En examinant 445 études publiées entre 2000 et 2017 sur des greffes d’organes en Chine, Wendy Rogers et Matthew Robertson se sont ainsi rendus compte que 92% d’entre elles ne mentionnaient pas l’origine des organes. Par ailleurs, dans 99% des cas, le consentement des donneurs n’était pas mentionné. De nombreux rapports ayant montré que les autorités chinoises ont prélevé des organes sur des dizaines de milliers de prisonniers exécutés, les chercheurs en ont donc conclu que des centaines d’études avaient été basées sur des greffes non éthiques.  

"Un grand nombre de témoignages crédibles suggèrent que le prélèvement d'organes ne se limite pas aux détenus condamnés, mais inclut aussi des prisonniers de conscience.

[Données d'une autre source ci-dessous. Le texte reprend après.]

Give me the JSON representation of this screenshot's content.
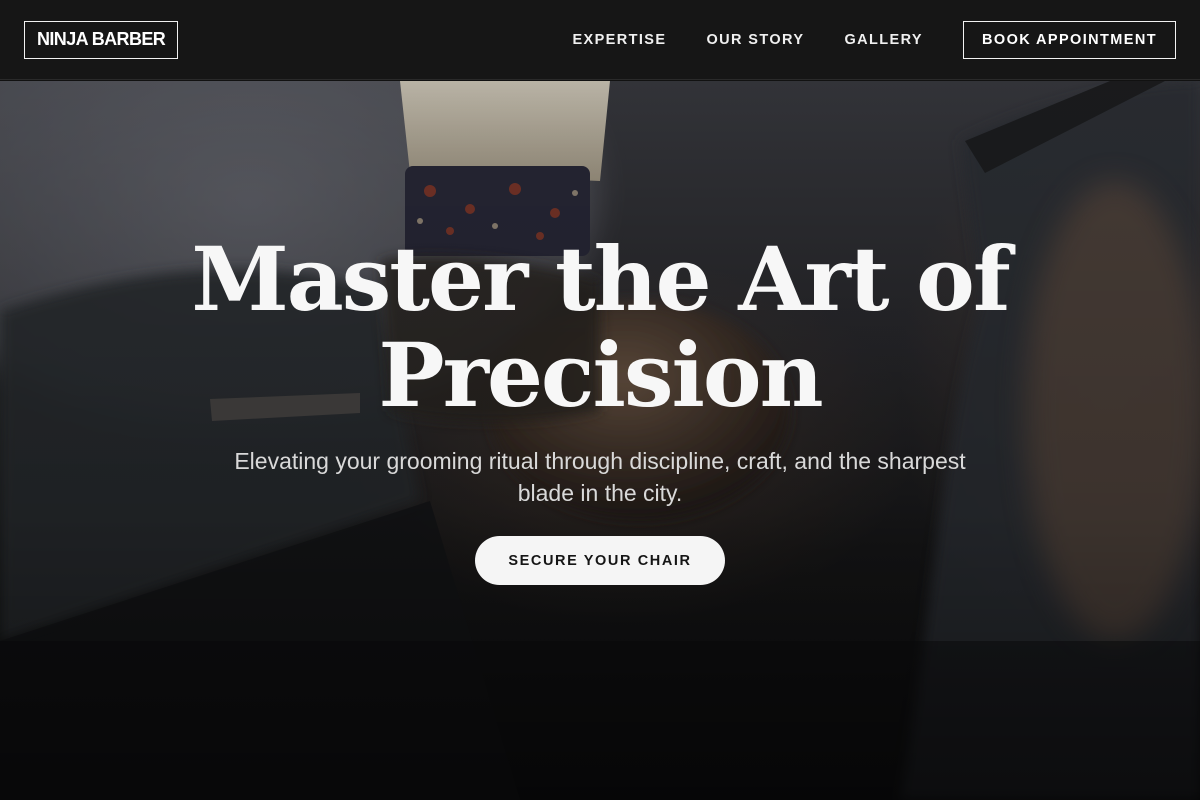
{
  "header": {
    "logo": "NINJA BARBER",
    "nav": [
      {
        "label": "EXPERTISE"
      },
      {
        "label": "OUR STORY"
      },
      {
        "label": "GALLERY"
      }
    ],
    "book_button": "BOOK APPOINTMENT"
  },
  "hero": {
    "title_line1": "Master the Art of",
    "title_line2": "Precision",
    "subtitle_line1": "Elevating your grooming ritual through discipline, craft, and the sharpest",
    "subtitle_line2": "blade in the city.",
    "cta": "SECURE YOUR CHAIR",
    "background_image": "barber-cutting-hair-photo"
  },
  "colors": {
    "header_bg": "#161616",
    "text": "#ffffff",
    "cta_bg": "#f5f5f5",
    "cta_text": "#151515"
  }
}
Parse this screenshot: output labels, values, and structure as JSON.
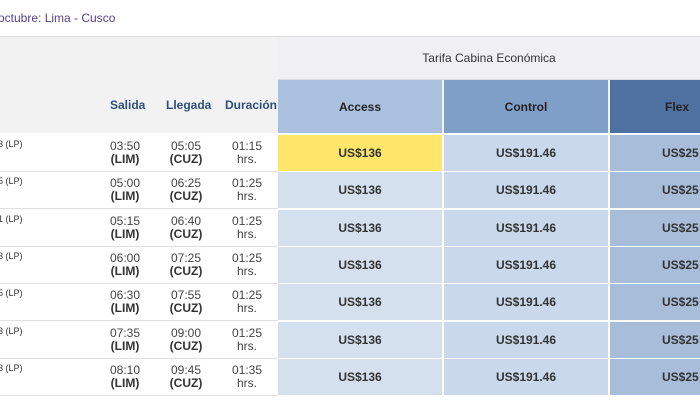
{
  "route": "octubre: Lima - Cusco",
  "fare_group_title": "Tarifa Cabina Económica",
  "columns": {
    "salida": "Salida",
    "llegada": "Llegada",
    "duracion": "Duración"
  },
  "fares": {
    "access": "Access",
    "control": "Control",
    "flex": "Flex"
  },
  "flights": [
    {
      "code": "3 (LP)",
      "dep": "03:50",
      "dep_ap": "(LIM)",
      "arr": "05:05",
      "arr_ap": "(CUZ)",
      "dur": "01:15",
      "dur_unit": "hrs.",
      "access": "US$136",
      "control": "US$191.46",
      "flex": "US$25",
      "selected": "access"
    },
    {
      "code": "5 (LP)",
      "dep": "05:00",
      "dep_ap": "(LIM)",
      "arr": "06:25",
      "arr_ap": "(CUZ)",
      "dur": "01:25",
      "dur_unit": "hrs.",
      "access": "US$136",
      "control": "US$191.46",
      "flex": "US$25"
    },
    {
      "code": "1 (LP)",
      "dep": "05:15",
      "dep_ap": "(LIM)",
      "arr": "06:40",
      "arr_ap": "(CUZ)",
      "dur": "01:25",
      "dur_unit": "hrs.",
      "access": "US$136",
      "control": "US$191.46",
      "flex": "US$25"
    },
    {
      "code": "3 (LP)",
      "dep": "06:00",
      "dep_ap": "(LIM)",
      "arr": "07:25",
      "arr_ap": "(CUZ)",
      "dur": "01:25",
      "dur_unit": "hrs.",
      "access": "US$136",
      "control": "US$191.46",
      "flex": "US$25"
    },
    {
      "code": "5 (LP)",
      "dep": "06:30",
      "dep_ap": "(LIM)",
      "arr": "07:55",
      "arr_ap": "(CUZ)",
      "dur": "01:25",
      "dur_unit": "hrs.",
      "access": "US$136",
      "control": "US$191.46",
      "flex": "US$25"
    },
    {
      "code": "3 (LP)",
      "dep": "07:35",
      "dep_ap": "(LIM)",
      "arr": "09:00",
      "arr_ap": "(CUZ)",
      "dur": "01:25",
      "dur_unit": "hrs.",
      "access": "US$136",
      "control": "US$191.46",
      "flex": "US$25"
    },
    {
      "code": "3 (LP)",
      "dep": "08:10",
      "dep_ap": "(LIM)",
      "arr": "09:45",
      "arr_ap": "(CUZ)",
      "dur": "01:35",
      "dur_unit": "hrs.",
      "access": "US$136",
      "control": "US$191.46",
      "flex": "US$25"
    }
  ]
}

Il est donc possible - même si ce n'est pas vérifiable dans un cas précis - que des articles scientifiques contiennent des données obtenues via des prisonniers tués pour leurs organes", expliquent Wendy Rogers et Matthew Robertson dans Newsweek.

Aucune loi officielle n'interdit la greffe d’organes de prisonniers

En 2016, un rapport réalisé par l’avocat David Kilgour et le journaliste Ethan Gutmann avait déjà mis en lumière un énorme décalage entre les données officielles et celles des hôpitaux. En effet, alors que le gouvernement chinois assure que 10 000 greffes ont lieu chaque année, les données hospitalières montrent qu’entre 60 000 et 100 000 organes sont transplantés chaque année.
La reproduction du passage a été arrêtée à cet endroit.